Sa justification est déconcertante : l’acteur américain Shia LaBeouf, arrêté le mardi 17 février 2026 après une bagarre lors du carnaval de Mardi Gras à La Nouvelle-Orléans (États-Unis), affirme que sa réaction violente serait liée à sa « peur des homosexuels », selon Le Parisien.
Homophobie décomplexée
« Quand je suis seul et que trois gays sont à côté de moi et me touchent la jambe, j’ai peur », a ainsi avoué l’artiste américain au youtubeur Andrew Callaghan. « Si c’est de l’homophobie, alors oui, je le suis », a-t-il ensuite confessé, ajoutant : « Honnêtement, les homosexuels imposants me font peur ».

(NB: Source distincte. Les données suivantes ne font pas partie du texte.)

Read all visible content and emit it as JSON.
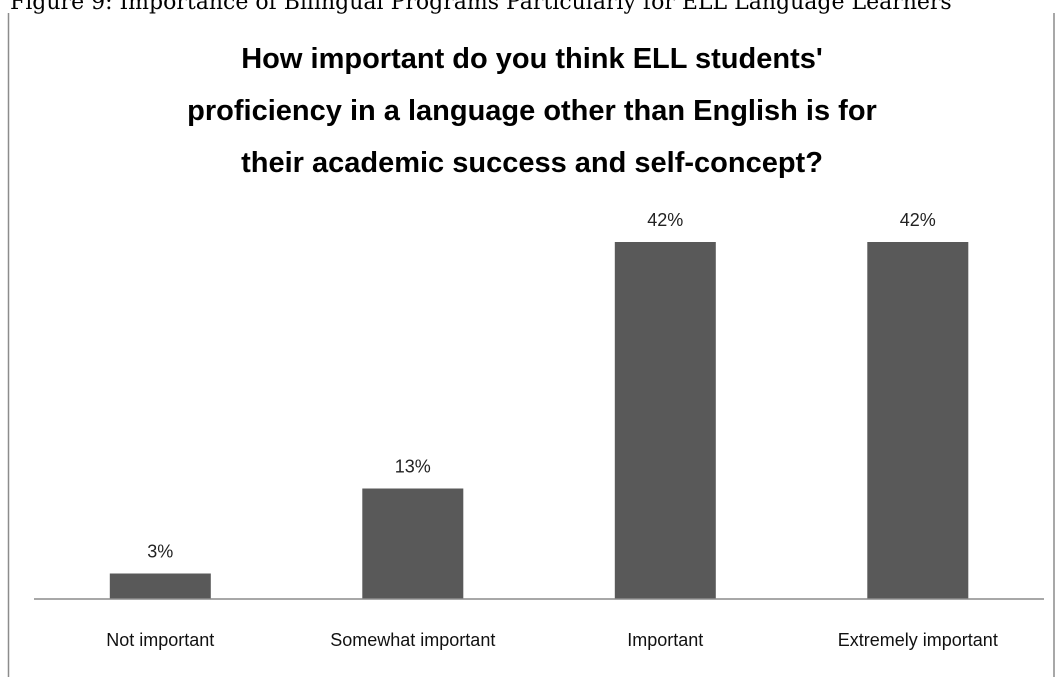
{
  "page_header_cut": "Figure 9: Importance of Bilingual Programs Particularly for ELL Language Learners",
  "chart_data": {
    "type": "bar",
    "title_lines": [
      "How important do you think ELL students'",
      "proficiency in a language other than English is for",
      "their academic success and self-concept?"
    ],
    "categories": [
      "Not important",
      "Somewhat important",
      "Important",
      "Extremely important"
    ],
    "values": [
      3,
      13,
      42,
      42
    ],
    "value_labels": [
      "3%",
      "13%",
      "42%",
      "42%"
    ],
    "unit": "%",
    "ylim": [
      0,
      42
    ],
    "gridlines": false,
    "legend": "none",
    "bar_color": "#595959"
  }
}
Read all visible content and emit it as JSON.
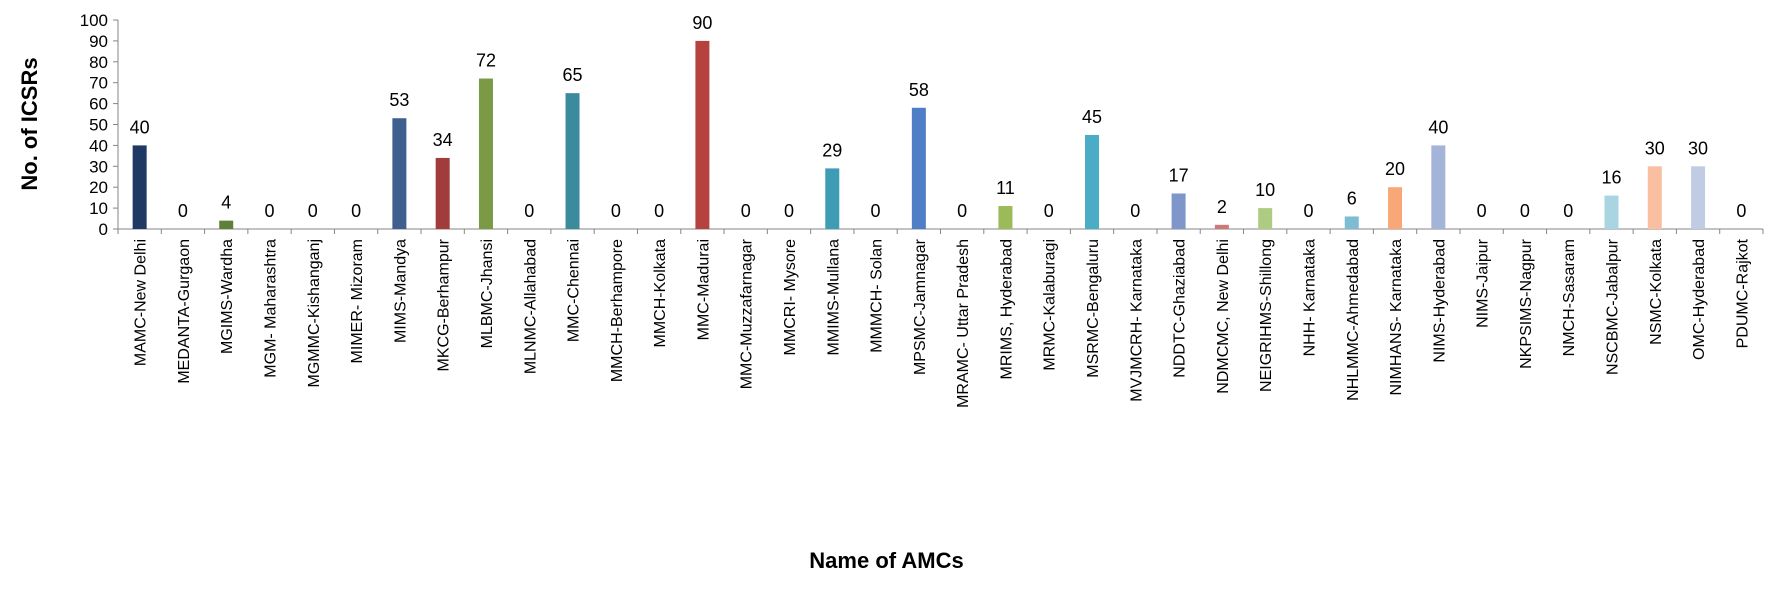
{
  "chart_data": {
    "type": "bar",
    "title": "",
    "xlabel": "Name of AMCs",
    "ylabel": "No. of ICSRs",
    "ylim": [
      0,
      100
    ],
    "yticks": [
      0,
      10,
      20,
      30,
      40,
      50,
      60,
      70,
      80,
      90,
      100
    ],
    "grid": false,
    "legend": "none",
    "data_labels": true,
    "categories": [
      "MAMC-New Delhi",
      "MEDANTA-Gurgaon",
      "MGIMS-Wardha",
      "MGM- Maharashtra",
      "MGMMC-Kishanganj",
      "MIMER- Mizoram",
      "MIMS-Mandya",
      "MKCG-Berhampur",
      "MLBMC-Jhansi",
      "MLNMC-Allahabad",
      "MMC-Chennai",
      "MMCH-Berhampore",
      "MMCH-Kolkata",
      "MMC-Madurai",
      "MMC-Muzzafarnagar",
      "MMCRI- Mysore",
      "MMIMS-Mullana",
      "MMMCH- Solan",
      "MPSMC-Jamnagar",
      "MRAMC- Uttar Pradesh",
      "MRIMS, Hyderabad",
      "MRMC-Kalaburagi",
      "MSRMC-Bengaluru",
      "MVJMCRH- Karnataka",
      "NDDTC-Ghaziabad",
      "NDMCMC, New Delhi",
      "NEIGRIHMS-Shillong",
      "NHH- Karnataka",
      "NHLMMC-Ahmedabad",
      "NIMHANS- Karnataka",
      "NIMS-Hyderabad",
      "NIMS-Jaipur",
      "NKPSIMS-Nagpur",
      "NMCH-Sasaram",
      "NSCBMC-Jabalpur",
      "NSMC-Kolkata",
      "OMC-Hyderabad",
      "PDUMC-Rajkot"
    ],
    "values": [
      40,
      0,
      4,
      0,
      0,
      0,
      53,
      34,
      72,
      0,
      65,
      0,
      0,
      90,
      0,
      0,
      29,
      0,
      58,
      0,
      11,
      0,
      45,
      0,
      17,
      2,
      10,
      0,
      6,
      20,
      40,
      0,
      0,
      0,
      16,
      30,
      30,
      0
    ],
    "colors": [
      "#1F3864",
      "#7A2E2C",
      "#5E8038",
      "#4B3A6E",
      "#2B7F8F",
      "#C0601E",
      "#3F5F8F",
      "#A23B3B",
      "#7A9A45",
      "#67508A",
      "#3C8A9E",
      "#D9812F",
      "#5A7FB8",
      "#B5423F",
      "#94B25A",
      "#7F66A8",
      "#3E9DB5",
      "#E89A4F",
      "#4F7EC7",
      "#C65050",
      "#9BBB59",
      "#8064A2",
      "#4BACC6",
      "#F79646",
      "#7E96C9",
      "#CF7878",
      "#ADCC82",
      "#9E8AC2",
      "#7DBCD2",
      "#F8A878",
      "#A4B4D8",
      "#DBA2A2",
      "#C4DBA6",
      "#BDB0D6",
      "#A9D4E2",
      "#F9BFA0",
      "#BFCCE4",
      "#E0B0B0"
    ]
  }
}
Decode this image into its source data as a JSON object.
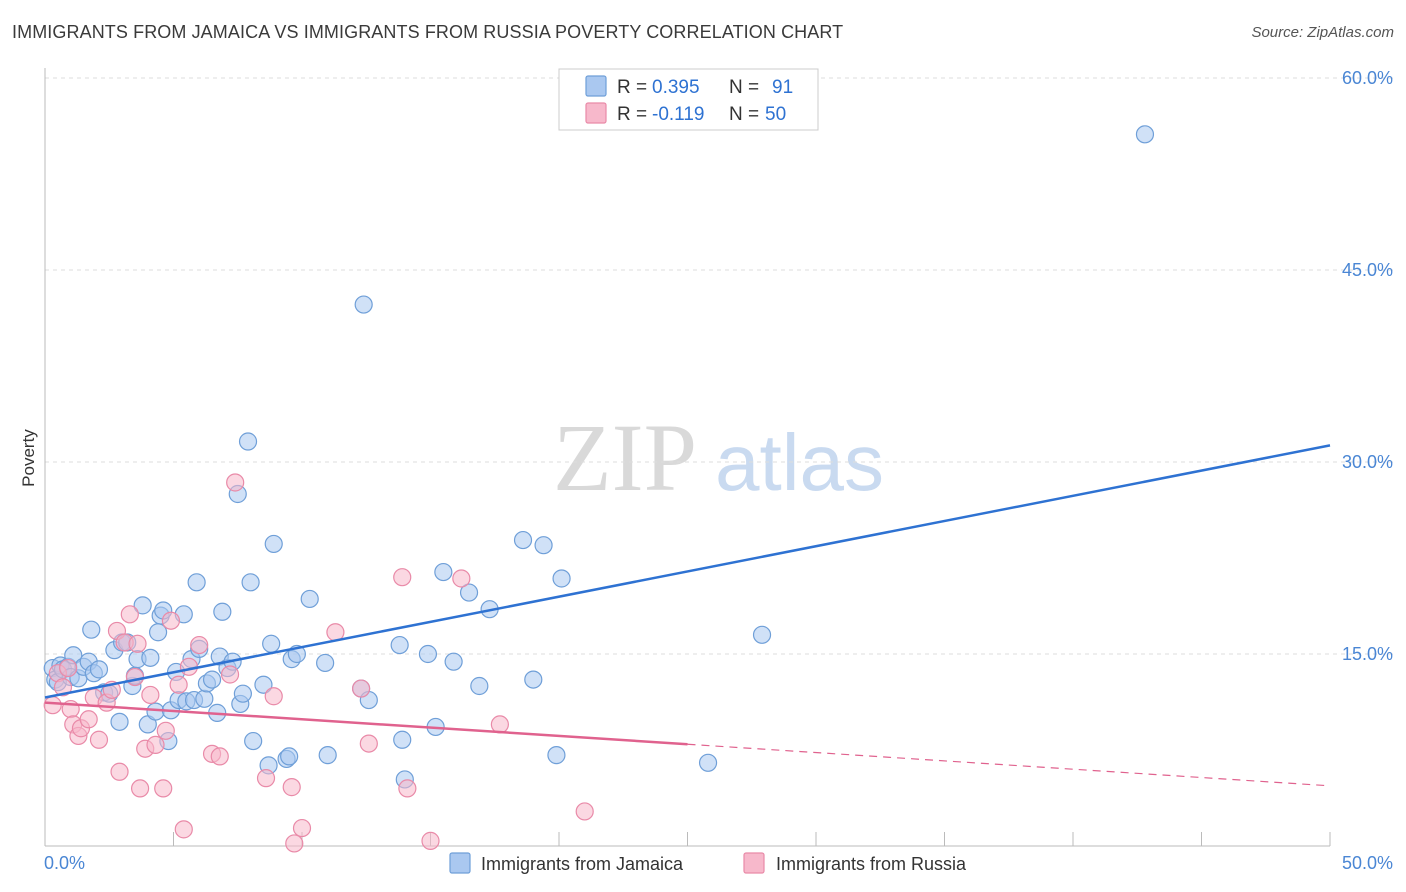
{
  "header": {
    "title": "IMMIGRANTS FROM JAMAICA VS IMMIGRANTS FROM RUSSIA POVERTY CORRELATION CHART",
    "source": "Source: ZipAtlas.com"
  },
  "watermark": {
    "zip": "ZIP",
    "atlas": "atlas"
  },
  "colors": {
    "blue_fill": "#aac8f0",
    "blue_stroke": "#6f9fd8",
    "blue_line": "#2e72d2",
    "pink_fill": "#f7b8cb",
    "pink_stroke": "#e98aa8",
    "pink_line": "#e0628e",
    "tick_blue": "#4a86d4",
    "grid": "#dddddd"
  },
  "chart_data": {
    "type": "scatter",
    "title": "IMMIGRANTS FROM JAMAICA VS IMMIGRANTS FROM RUSSIA POVERTY CORRELATION CHART",
    "xlabel": "",
    "ylabel": "Poverty",
    "xlim": [
      0,
      50
    ],
    "ylim": [
      0,
      60
    ],
    "x_tick_labels": [
      "0.0%",
      "50.0%"
    ],
    "y_ticks": [
      15,
      30,
      45,
      60
    ],
    "y_tick_labels": [
      "15.0%",
      "30.0%",
      "45.0%",
      "60.0%"
    ],
    "legend": [
      {
        "label": "R = ",
        "r": "0.395",
        "n_label": "N = ",
        "n": "91"
      },
      {
        "label": "R = ",
        "r": "-0.119",
        "n_label": "N = ",
        "n": "50"
      }
    ],
    "series": [
      {
        "name": "Immigrants from Jamaica",
        "trend": {
          "x": [
            0,
            50
          ],
          "y": [
            11.6,
            31.3
          ],
          "dashed_from": null
        },
        "points": [
          [
            0.3,
            13.9
          ],
          [
            0.4,
            13.0
          ],
          [
            0.5,
            12.8
          ],
          [
            0.6,
            14.1
          ],
          [
            0.7,
            13.8
          ],
          [
            0.9,
            14.0
          ],
          [
            1.0,
            13.2
          ],
          [
            1.1,
            14.9
          ],
          [
            1.3,
            13.1
          ],
          [
            1.5,
            14.0
          ],
          [
            1.7,
            14.4
          ],
          [
            1.8,
            16.9
          ],
          [
            1.9,
            13.5
          ],
          [
            2.1,
            13.8
          ],
          [
            2.3,
            12.0
          ],
          [
            2.5,
            11.9
          ],
          [
            2.7,
            15.3
          ],
          [
            2.9,
            9.7
          ],
          [
            3.0,
            15.9
          ],
          [
            3.2,
            15.9
          ],
          [
            3.4,
            12.5
          ],
          [
            3.5,
            13.3
          ],
          [
            3.6,
            14.6
          ],
          [
            3.8,
            18.8
          ],
          [
            4.0,
            9.5
          ],
          [
            4.1,
            14.7
          ],
          [
            4.3,
            10.5
          ],
          [
            4.4,
            16.7
          ],
          [
            4.5,
            18.0
          ],
          [
            4.6,
            18.4
          ],
          [
            4.8,
            8.2
          ],
          [
            4.9,
            10.6
          ],
          [
            5.1,
            13.6
          ],
          [
            5.2,
            11.4
          ],
          [
            5.4,
            18.1
          ],
          [
            5.5,
            11.3
          ],
          [
            5.7,
            14.6
          ],
          [
            5.8,
            11.4
          ],
          [
            5.9,
            20.6
          ],
          [
            6.0,
            15.4
          ],
          [
            6.2,
            11.5
          ],
          [
            6.3,
            12.7
          ],
          [
            6.5,
            13.0
          ],
          [
            6.7,
            10.4
          ],
          [
            6.8,
            14.8
          ],
          [
            6.9,
            18.3
          ],
          [
            7.1,
            13.9
          ],
          [
            7.3,
            14.4
          ],
          [
            7.5,
            27.5
          ],
          [
            7.6,
            11.1
          ],
          [
            7.7,
            11.9
          ],
          [
            7.9,
            31.6
          ],
          [
            8.0,
            20.6
          ],
          [
            8.1,
            8.2
          ],
          [
            8.5,
            12.6
          ],
          [
            8.7,
            6.3
          ],
          [
            8.8,
            15.8
          ],
          [
            8.9,
            23.6
          ],
          [
            9.4,
            6.8
          ],
          [
            9.5,
            7.0
          ],
          [
            9.6,
            14.6
          ],
          [
            9.8,
            15.0
          ],
          [
            10.3,
            19.3
          ],
          [
            10.9,
            14.3
          ],
          [
            11.0,
            7.1
          ],
          [
            12.4,
            42.3
          ],
          [
            12.3,
            12.3
          ],
          [
            12.6,
            11.4
          ],
          [
            13.8,
            15.7
          ],
          [
            13.9,
            8.3
          ],
          [
            14.0,
            5.2
          ],
          [
            14.9,
            15.0
          ],
          [
            15.2,
            9.3
          ],
          [
            15.5,
            21.4
          ],
          [
            15.9,
            14.4
          ],
          [
            16.5,
            19.8
          ],
          [
            16.9,
            12.5
          ],
          [
            17.3,
            18.5
          ],
          [
            18.6,
            23.9
          ],
          [
            19.0,
            13.0
          ],
          [
            19.4,
            23.5
          ],
          [
            19.9,
            7.1
          ],
          [
            20.1,
            20.9
          ],
          [
            25.8,
            6.5
          ],
          [
            27.9,
            16.5
          ],
          [
            42.8,
            55.6
          ]
        ]
      },
      {
        "name": "Immigrants from Russia",
        "trend": {
          "x": [
            0,
            50
          ],
          "y": [
            11.2,
            4.7
          ],
          "dashed_from": 25
        },
        "points": [
          [
            0.3,
            11.0
          ],
          [
            0.5,
            13.5
          ],
          [
            0.7,
            12.4
          ],
          [
            0.9,
            13.9
          ],
          [
            1.0,
            10.7
          ],
          [
            1.1,
            9.5
          ],
          [
            1.3,
            8.6
          ],
          [
            1.4,
            9.2
          ],
          [
            1.7,
            9.9
          ],
          [
            1.9,
            11.6
          ],
          [
            2.1,
            8.3
          ],
          [
            2.4,
            11.2
          ],
          [
            2.6,
            12.2
          ],
          [
            2.8,
            16.8
          ],
          [
            2.9,
            5.8
          ],
          [
            3.1,
            15.9
          ],
          [
            3.3,
            18.1
          ],
          [
            3.5,
            13.2
          ],
          [
            3.7,
            4.5
          ],
          [
            3.9,
            7.6
          ],
          [
            4.1,
            11.8
          ],
          [
            4.3,
            7.9
          ],
          [
            4.6,
            4.5
          ],
          [
            4.7,
            9.0
          ],
          [
            4.9,
            17.6
          ],
          [
            5.2,
            12.6
          ],
          [
            5.4,
            1.3
          ],
          [
            5.6,
            14.0
          ],
          [
            6.0,
            15.7
          ],
          [
            6.5,
            7.2
          ],
          [
            6.8,
            7.0
          ],
          [
            7.2,
            13.4
          ],
          [
            7.4,
            28.4
          ],
          [
            8.6,
            5.3
          ],
          [
            8.9,
            11.7
          ],
          [
            9.6,
            4.6
          ],
          [
            10.0,
            1.4
          ],
          [
            11.3,
            16.7
          ],
          [
            12.3,
            12.3
          ],
          [
            12.6,
            8.0
          ],
          [
            13.9,
            21.0
          ],
          [
            14.1,
            4.5
          ],
          [
            15.0,
            0.4
          ],
          [
            16.2,
            20.9
          ],
          [
            17.7,
            9.5
          ],
          [
            21.0,
            2.7
          ],
          [
            3.6,
            15.8
          ],
          [
            9.7,
            0.2
          ]
        ]
      }
    ]
  },
  "bottom_legend": [
    {
      "label": "Immigrants from Jamaica"
    },
    {
      "label": "Immigrants from Russia"
    }
  ]
}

Pour rappel, l’acteur, rendu célèbre par la saga Transformers, aurait frappé deux personnes à la sortie d’un bar. Plusieurs témoins affirment l’avoir vu « hors de contrôle » avant l’arrivée des forces de l’ordre, qui l’ont inculpé de deux chefs d’accusation pour coups et blessures simples.
Des précédents
Deux membres de la communauté LGBT ont déclaré que LaBeouf aurait tenu des propos homophobes avant l’altercation. Des allégations que l’acteur a commentées en défendant sa position singulière : « Je n’ai rien contre les homosexuels, mais ne le soyez pas près de moi », a-t-il audacieusement ajouté.
Le Parisien rappelle que Shia LaBeouf, qui avait également invoqué son alcoolisme pour justifier son comportement – « J’étais ivre et c’était Mardi gras. Donc tout ce que j’ai dit n’a aucune valeur », a-t-il déclaré –, avait déjà été arrêté en 2017 pour ivresse publique et propos racistes, présentant des excuses en évoquant son « addiction à l’alcool ».